Beijing is difficult to imagine even when you're at the heart of it which (I think) I am, at least in the business sense. All the law firms we are visiting have their offices in the same place: China World Tower 1 or 2, and beneath the towers there's a labyrinthine, extraordinarily large shopping centre packed with luxury stores, cafes and sushi bars, supermarkets, and a small but perfectly formed ice rink around which we watched a tiny girl, wearing a pink lurex outfit with the universal tasteful (sic) flesh coloured patches, swish her way.

Going in to Armani and Prada and Marc Jacobs, it's hard to imagine who is actually buying anything. Prices are higher than Hong Kong, but apparently shopgirls are saving for months to buy. It sticks in my mind that there are nineteen (19) Chanel stores in mainland China; so even relatively obscure places like Dalian (in the north east) are part of the luxury brand phenomenon. It seems to fit with the Chinese notion of face value.

Looking out the window today, and actually able to see the scope of the city without the "mist", you realise just how vast it is. Unlike Shanghai it's not really a walkable city: you'll walk a block and the same building will still be alongside. Giant roads packed with slow moving cars slash across the vista in every direction.

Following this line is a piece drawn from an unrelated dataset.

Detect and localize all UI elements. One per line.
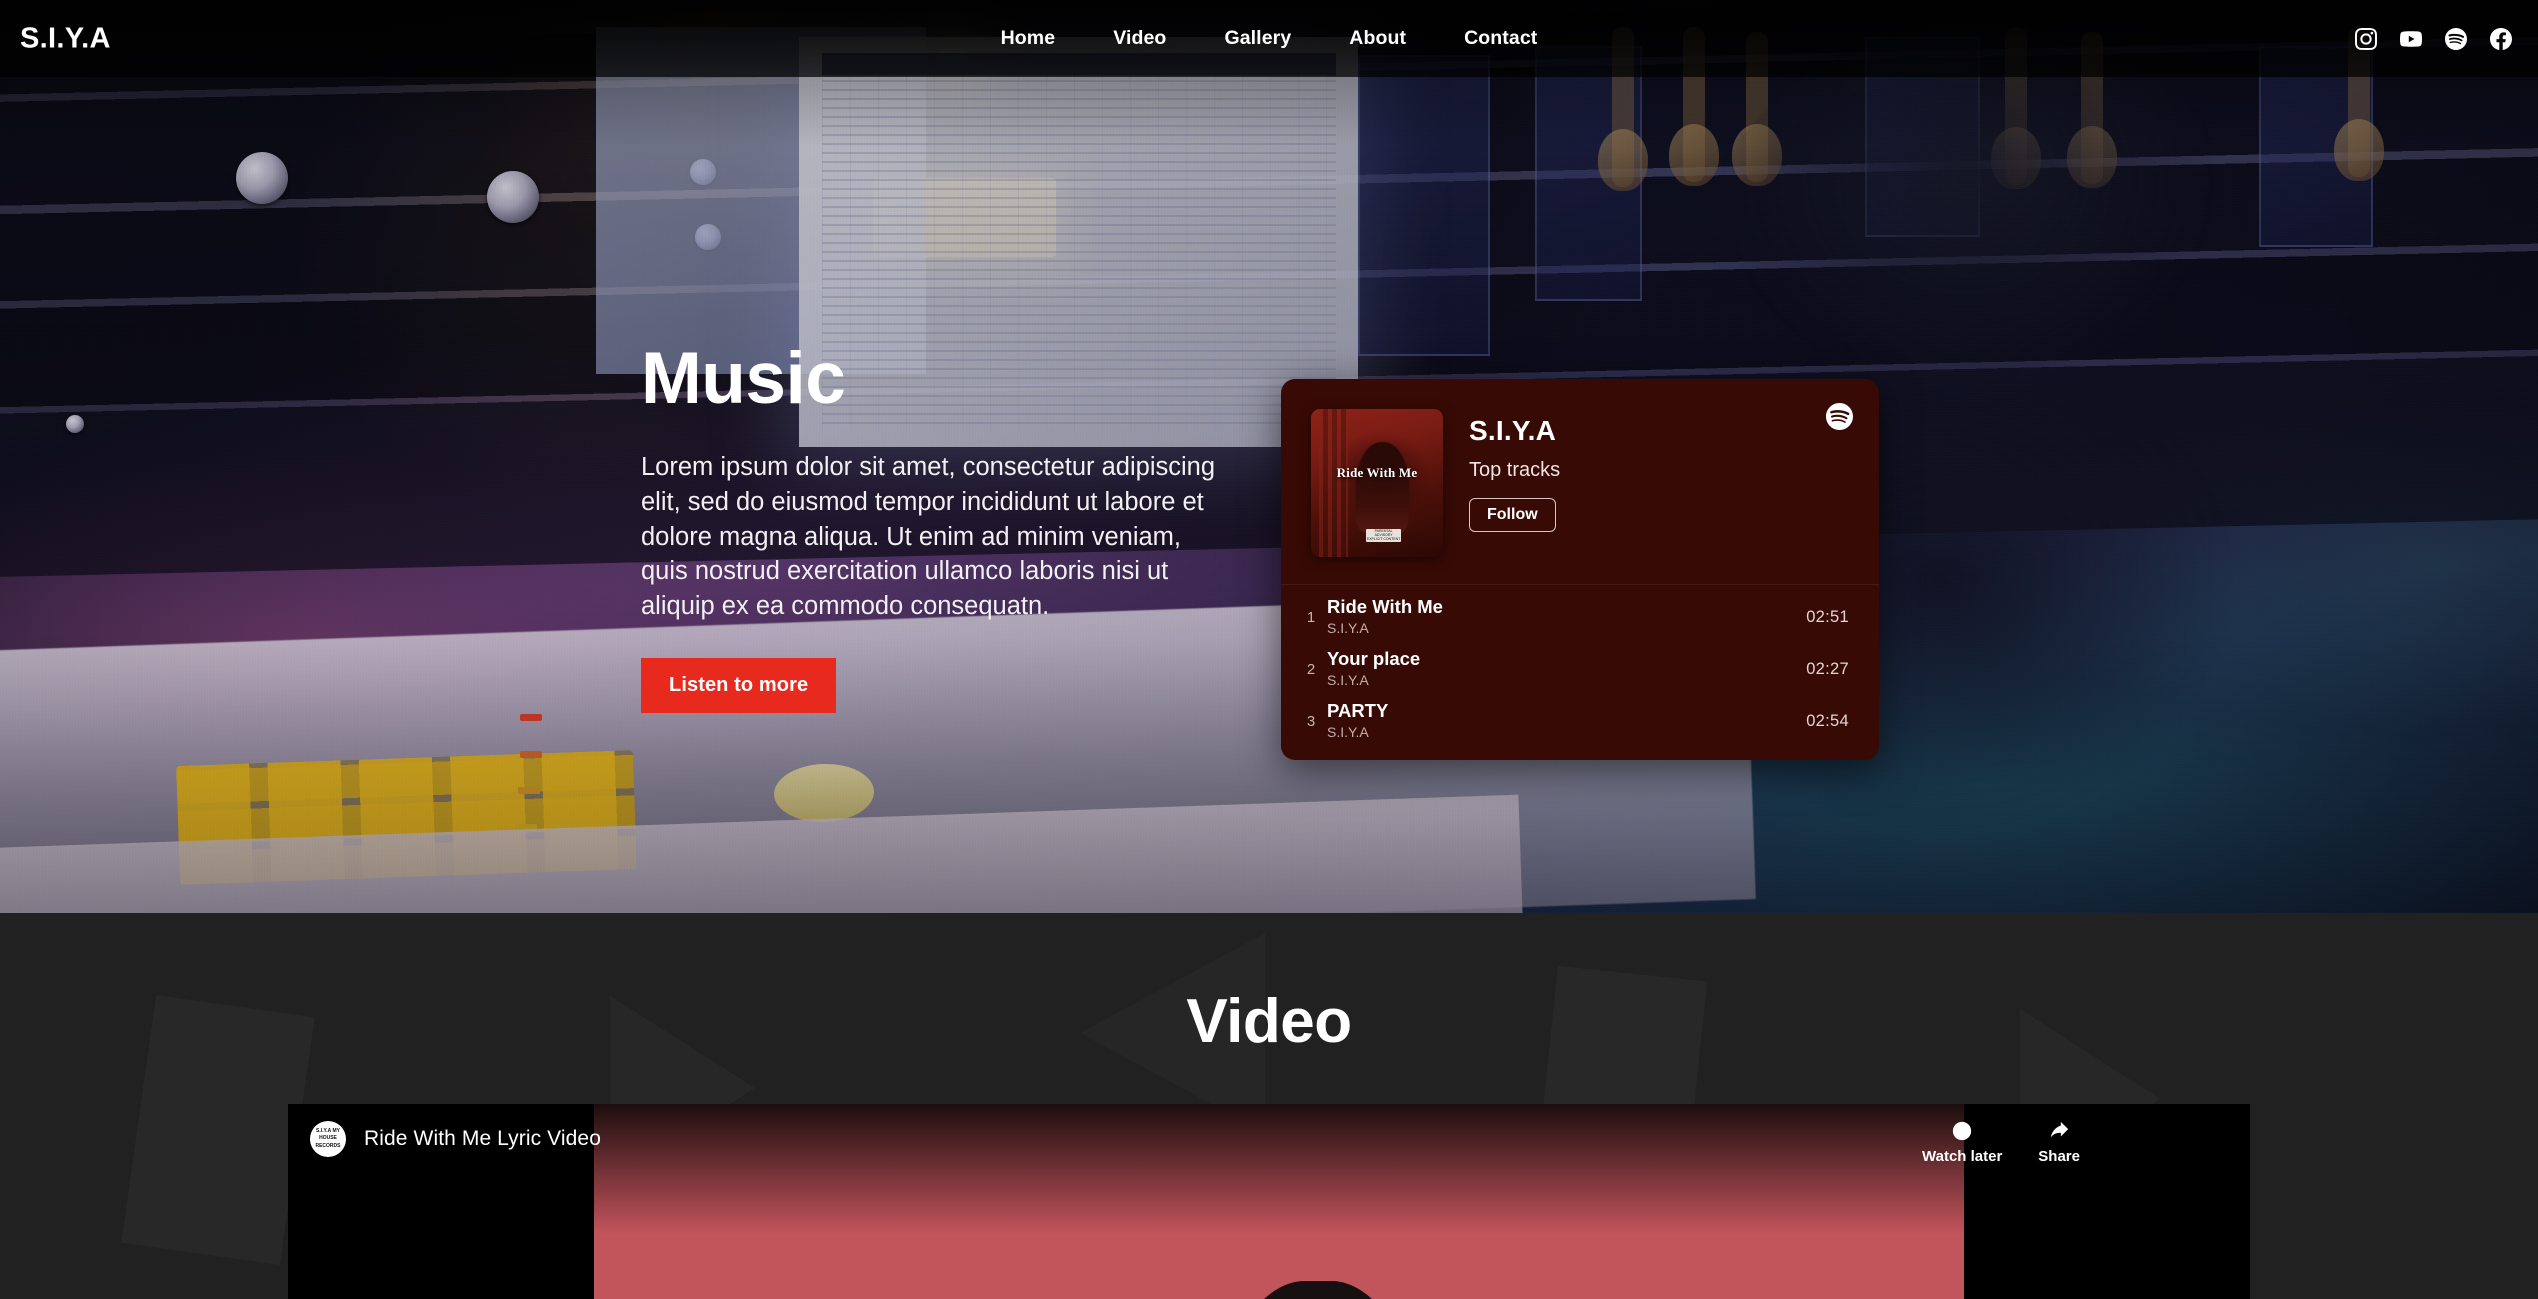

G√ľnther Grass lived in Berlin before the wall came down because he described it (somewhat pretentiously, I always thought) as the city "closest to the realities of the age". Without hyperbole, with its pollution and rapidly emerging consumerism, I think Beijing better fits that description now.

Friday, October 07, 2005

Full Moon and Little Frieda

A cool small evening shrunk to a dog bark and the clank of a bucket -
And you listening.
A spider's web, tense for the dew's touch.
A pail lifted, still and brimming - mirror
To tempt a first star to a tremor.

Cows are going home in the lane there, looping the hedges with their warm
wreaths of breath -
A dark river of blood, many boulders,
Balancing unspilled milk.
'Moon!' you cry suddenly, 'Moon! Moon!'
The moon has stepped back like an artist gazing amazed at a work
That points at him amazed.

Ted Hughes

Thursday, October 06, 2005

October revolution

It's Golden Week in mainland China at the moment, and everyone downs tools and, typically, travels thousands of miles to their home towns. All the factories in the Pearl River Delta are shut and as a result the skies in Hong Kong were a Turner painting today. Looking out of my office window, the sun was shining and all the buildings, even across the harbour, were sharply defined and perfectly visible. It was like seeing them for the first time.

Of course, HongKongers' proclivity for blaming the mainland for all our ills is somewhat hypocritical, given that most of the factories belching out the pollution which drifts down the Pearl River Delta and attaches itself to Hong Kong are owned by Hong Kong residents looking to source their production somewhere cheaper and less well-regulated than Hong Kong.

When I go out paddling on the water at night I try not to think about the correlation between the clearly visible swathes of pollution obscuring the hillsides of South Island and the air I am breathing.